Who folds a leafe downe
ye divel toaste browne
who makes marke or blotte
ye divel roaste hotte
who stealeth thisse booke
ye divel shall cooke.
For him that stealeth a book from this library, let it change into a
serpent in his hand & rend him. Let him be struck with palsy, & all
his members blasted. Let him languish in pain crying aloud for
mercy, & let there be no surcease to his agony till he sink to
dissolution. Let bookworms gnaw his entrails in token of the Worm that
dieth not, & when at last he goeth to his final punishment, let the flames of
hell consume him forever & aye.
Here's a more modern (and rather gentler) one:
By him who bought me for his own,
I'm lent for reading leaf by leaf;
If honest, you'll return the loan,
If you retain me, you're a thief.
Neither blemish this book, nor the leaves double down,
Nor lend it to each idle friend in town;
Return it when read, or, if lost, please supply
Another as good to the mind and the eye.
The post links to a nice collection at the Virginia Commonwealth University Library site (where all the above examples came from), which in turn links to an e-mail to the Exlibris list containing even more.
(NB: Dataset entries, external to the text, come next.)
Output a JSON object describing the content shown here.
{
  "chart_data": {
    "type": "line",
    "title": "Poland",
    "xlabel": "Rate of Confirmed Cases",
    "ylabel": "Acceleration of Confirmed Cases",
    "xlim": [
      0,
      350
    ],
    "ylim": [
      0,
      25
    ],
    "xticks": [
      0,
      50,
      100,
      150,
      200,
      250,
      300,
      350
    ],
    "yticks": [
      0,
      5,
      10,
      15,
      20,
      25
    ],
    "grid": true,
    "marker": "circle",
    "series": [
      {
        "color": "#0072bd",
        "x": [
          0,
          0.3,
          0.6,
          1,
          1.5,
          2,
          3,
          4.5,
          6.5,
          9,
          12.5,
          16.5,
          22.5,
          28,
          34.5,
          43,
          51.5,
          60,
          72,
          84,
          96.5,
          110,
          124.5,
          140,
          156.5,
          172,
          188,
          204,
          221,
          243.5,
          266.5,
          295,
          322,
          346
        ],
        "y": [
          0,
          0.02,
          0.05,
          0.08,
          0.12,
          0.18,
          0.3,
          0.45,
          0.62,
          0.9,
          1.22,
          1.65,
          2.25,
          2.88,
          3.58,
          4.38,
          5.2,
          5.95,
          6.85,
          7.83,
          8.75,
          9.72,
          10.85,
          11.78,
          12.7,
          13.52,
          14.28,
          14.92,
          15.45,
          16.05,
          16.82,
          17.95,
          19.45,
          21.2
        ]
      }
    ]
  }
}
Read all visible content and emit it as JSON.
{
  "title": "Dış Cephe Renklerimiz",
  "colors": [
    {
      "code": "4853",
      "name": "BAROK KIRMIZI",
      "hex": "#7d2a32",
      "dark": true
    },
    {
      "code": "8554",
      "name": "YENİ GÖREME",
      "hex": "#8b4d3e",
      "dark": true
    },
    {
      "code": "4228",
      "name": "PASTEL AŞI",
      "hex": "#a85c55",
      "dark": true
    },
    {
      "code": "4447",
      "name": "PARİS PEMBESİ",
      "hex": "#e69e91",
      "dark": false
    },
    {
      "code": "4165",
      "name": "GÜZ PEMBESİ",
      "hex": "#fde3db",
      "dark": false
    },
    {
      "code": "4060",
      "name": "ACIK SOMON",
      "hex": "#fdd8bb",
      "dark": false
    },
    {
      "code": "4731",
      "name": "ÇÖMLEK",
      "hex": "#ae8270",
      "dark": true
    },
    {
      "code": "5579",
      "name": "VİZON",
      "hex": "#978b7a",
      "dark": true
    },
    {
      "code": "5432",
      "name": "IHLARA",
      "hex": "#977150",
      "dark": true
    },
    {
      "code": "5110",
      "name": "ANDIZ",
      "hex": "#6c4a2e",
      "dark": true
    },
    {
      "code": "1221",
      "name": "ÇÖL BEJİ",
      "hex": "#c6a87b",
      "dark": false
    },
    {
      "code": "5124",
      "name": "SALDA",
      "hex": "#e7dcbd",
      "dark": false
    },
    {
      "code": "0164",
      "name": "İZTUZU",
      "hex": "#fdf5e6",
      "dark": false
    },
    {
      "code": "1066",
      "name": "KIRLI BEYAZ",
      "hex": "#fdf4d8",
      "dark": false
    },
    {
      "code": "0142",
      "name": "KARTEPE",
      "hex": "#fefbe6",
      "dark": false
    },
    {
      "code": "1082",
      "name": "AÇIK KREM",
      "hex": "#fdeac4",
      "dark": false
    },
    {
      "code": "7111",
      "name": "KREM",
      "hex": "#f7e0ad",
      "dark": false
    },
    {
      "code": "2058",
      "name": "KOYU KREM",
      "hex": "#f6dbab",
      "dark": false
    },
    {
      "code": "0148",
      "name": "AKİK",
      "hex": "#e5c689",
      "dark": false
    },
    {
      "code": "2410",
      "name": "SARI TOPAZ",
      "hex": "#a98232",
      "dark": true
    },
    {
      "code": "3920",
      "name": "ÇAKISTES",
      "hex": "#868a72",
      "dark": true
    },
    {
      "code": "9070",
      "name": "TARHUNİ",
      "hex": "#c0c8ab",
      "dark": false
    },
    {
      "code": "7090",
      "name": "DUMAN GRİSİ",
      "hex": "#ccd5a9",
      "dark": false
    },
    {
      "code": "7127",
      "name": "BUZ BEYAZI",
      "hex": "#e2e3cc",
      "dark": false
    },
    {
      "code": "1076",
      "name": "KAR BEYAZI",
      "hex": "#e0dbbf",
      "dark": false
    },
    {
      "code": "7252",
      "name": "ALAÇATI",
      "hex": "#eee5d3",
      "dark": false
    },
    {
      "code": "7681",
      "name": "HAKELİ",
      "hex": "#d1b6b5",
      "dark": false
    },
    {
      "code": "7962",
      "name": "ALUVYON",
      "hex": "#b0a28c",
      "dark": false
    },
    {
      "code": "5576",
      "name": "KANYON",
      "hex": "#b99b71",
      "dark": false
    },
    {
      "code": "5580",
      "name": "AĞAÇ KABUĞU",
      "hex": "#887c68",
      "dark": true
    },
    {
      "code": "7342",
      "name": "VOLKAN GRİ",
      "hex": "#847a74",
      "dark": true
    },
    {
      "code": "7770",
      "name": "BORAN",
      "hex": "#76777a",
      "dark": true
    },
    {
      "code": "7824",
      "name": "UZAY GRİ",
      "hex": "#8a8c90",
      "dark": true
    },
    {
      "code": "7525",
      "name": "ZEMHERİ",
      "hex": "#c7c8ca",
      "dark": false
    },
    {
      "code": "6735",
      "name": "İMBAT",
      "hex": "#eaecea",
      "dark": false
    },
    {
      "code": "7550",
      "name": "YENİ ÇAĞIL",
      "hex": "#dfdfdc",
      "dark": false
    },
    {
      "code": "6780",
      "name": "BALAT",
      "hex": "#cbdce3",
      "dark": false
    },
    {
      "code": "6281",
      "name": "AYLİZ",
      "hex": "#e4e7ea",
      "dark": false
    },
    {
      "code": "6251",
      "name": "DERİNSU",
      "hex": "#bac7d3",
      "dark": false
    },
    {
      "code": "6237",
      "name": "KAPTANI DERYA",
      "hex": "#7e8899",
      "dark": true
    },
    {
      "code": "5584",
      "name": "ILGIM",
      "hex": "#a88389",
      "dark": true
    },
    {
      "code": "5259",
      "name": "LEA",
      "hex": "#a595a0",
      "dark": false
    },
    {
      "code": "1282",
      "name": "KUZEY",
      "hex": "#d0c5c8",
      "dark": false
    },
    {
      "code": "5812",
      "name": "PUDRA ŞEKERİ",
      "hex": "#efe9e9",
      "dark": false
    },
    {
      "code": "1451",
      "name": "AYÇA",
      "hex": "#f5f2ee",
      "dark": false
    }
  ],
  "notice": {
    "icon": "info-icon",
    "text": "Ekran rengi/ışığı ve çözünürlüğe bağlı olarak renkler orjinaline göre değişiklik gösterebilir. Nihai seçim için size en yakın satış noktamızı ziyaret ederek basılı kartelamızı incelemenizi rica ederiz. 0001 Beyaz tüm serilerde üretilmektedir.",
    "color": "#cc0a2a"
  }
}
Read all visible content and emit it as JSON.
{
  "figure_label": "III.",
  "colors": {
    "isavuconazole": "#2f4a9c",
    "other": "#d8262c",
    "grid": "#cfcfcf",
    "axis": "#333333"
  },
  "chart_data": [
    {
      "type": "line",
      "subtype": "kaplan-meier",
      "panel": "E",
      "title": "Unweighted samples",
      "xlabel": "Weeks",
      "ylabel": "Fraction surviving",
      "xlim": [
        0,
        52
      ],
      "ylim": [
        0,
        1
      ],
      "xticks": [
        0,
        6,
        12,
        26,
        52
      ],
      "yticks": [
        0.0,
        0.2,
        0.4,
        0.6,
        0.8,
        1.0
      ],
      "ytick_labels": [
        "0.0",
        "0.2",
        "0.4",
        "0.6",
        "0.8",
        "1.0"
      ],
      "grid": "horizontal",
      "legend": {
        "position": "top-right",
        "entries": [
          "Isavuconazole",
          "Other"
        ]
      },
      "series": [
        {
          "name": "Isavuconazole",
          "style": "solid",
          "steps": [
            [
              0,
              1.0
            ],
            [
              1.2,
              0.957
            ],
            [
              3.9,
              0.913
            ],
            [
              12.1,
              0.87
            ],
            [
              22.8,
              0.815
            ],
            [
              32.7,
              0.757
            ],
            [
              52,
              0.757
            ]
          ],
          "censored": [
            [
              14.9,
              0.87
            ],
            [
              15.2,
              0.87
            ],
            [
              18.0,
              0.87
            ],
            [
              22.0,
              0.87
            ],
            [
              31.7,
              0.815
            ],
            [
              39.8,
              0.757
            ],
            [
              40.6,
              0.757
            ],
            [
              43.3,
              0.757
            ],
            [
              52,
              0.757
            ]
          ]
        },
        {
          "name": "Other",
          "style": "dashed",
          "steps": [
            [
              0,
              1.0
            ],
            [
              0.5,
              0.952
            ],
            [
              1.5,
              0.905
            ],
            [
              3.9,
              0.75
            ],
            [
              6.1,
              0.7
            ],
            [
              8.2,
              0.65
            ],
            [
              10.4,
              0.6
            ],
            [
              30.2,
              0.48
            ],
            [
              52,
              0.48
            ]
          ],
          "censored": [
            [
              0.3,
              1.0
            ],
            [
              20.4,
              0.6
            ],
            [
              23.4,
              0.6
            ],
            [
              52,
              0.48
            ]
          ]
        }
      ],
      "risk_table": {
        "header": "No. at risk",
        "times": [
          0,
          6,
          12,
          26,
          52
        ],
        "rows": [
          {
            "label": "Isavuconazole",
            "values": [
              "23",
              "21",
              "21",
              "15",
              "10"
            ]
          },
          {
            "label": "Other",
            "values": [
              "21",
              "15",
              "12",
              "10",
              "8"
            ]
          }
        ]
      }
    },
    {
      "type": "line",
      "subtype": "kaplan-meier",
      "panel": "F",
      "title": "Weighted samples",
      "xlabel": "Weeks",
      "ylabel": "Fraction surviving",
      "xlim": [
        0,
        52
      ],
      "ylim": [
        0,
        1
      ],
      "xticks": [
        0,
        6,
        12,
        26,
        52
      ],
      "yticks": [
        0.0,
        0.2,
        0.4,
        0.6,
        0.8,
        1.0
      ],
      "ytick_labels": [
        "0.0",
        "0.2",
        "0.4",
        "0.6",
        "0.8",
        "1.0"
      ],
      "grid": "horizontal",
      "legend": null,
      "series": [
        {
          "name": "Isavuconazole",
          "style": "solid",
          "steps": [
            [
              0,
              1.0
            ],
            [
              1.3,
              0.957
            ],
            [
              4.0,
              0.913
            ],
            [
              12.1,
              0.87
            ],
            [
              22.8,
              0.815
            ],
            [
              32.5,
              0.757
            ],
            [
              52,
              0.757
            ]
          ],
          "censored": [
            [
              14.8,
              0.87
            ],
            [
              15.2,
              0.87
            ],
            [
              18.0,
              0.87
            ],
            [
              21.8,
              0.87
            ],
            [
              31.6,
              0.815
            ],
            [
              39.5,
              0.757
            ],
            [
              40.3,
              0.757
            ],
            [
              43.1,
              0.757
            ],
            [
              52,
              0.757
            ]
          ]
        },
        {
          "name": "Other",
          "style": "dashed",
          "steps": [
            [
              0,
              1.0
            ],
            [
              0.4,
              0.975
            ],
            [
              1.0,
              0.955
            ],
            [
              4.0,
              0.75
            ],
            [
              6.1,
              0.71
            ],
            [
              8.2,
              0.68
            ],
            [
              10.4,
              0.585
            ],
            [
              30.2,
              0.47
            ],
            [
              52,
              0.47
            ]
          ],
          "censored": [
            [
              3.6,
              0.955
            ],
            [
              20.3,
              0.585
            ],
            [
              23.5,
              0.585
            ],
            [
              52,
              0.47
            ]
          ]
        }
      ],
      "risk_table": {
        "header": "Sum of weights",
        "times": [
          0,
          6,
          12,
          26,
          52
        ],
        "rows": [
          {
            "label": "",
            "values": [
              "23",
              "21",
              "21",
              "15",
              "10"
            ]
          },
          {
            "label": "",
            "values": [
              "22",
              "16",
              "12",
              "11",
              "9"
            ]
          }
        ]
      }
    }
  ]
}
I'm very wary of lending books to even my most trusted bibliophile friends (how are those Paris guidebooks doing, Ladysusan?), but perhaps if I copy down a few of these poems in them first, I'll feel much better about the whole thing.
UPDATE: Ladysusan just shared this gem, a sign posted in the Salamanca library. Rough translation: His Holiness reserves the right to excommunicate any persons who steal, take, or in any other way remove any book, parchment, or paper from this library, without the possibility of absolution until the above should be completely reinstated. Nice.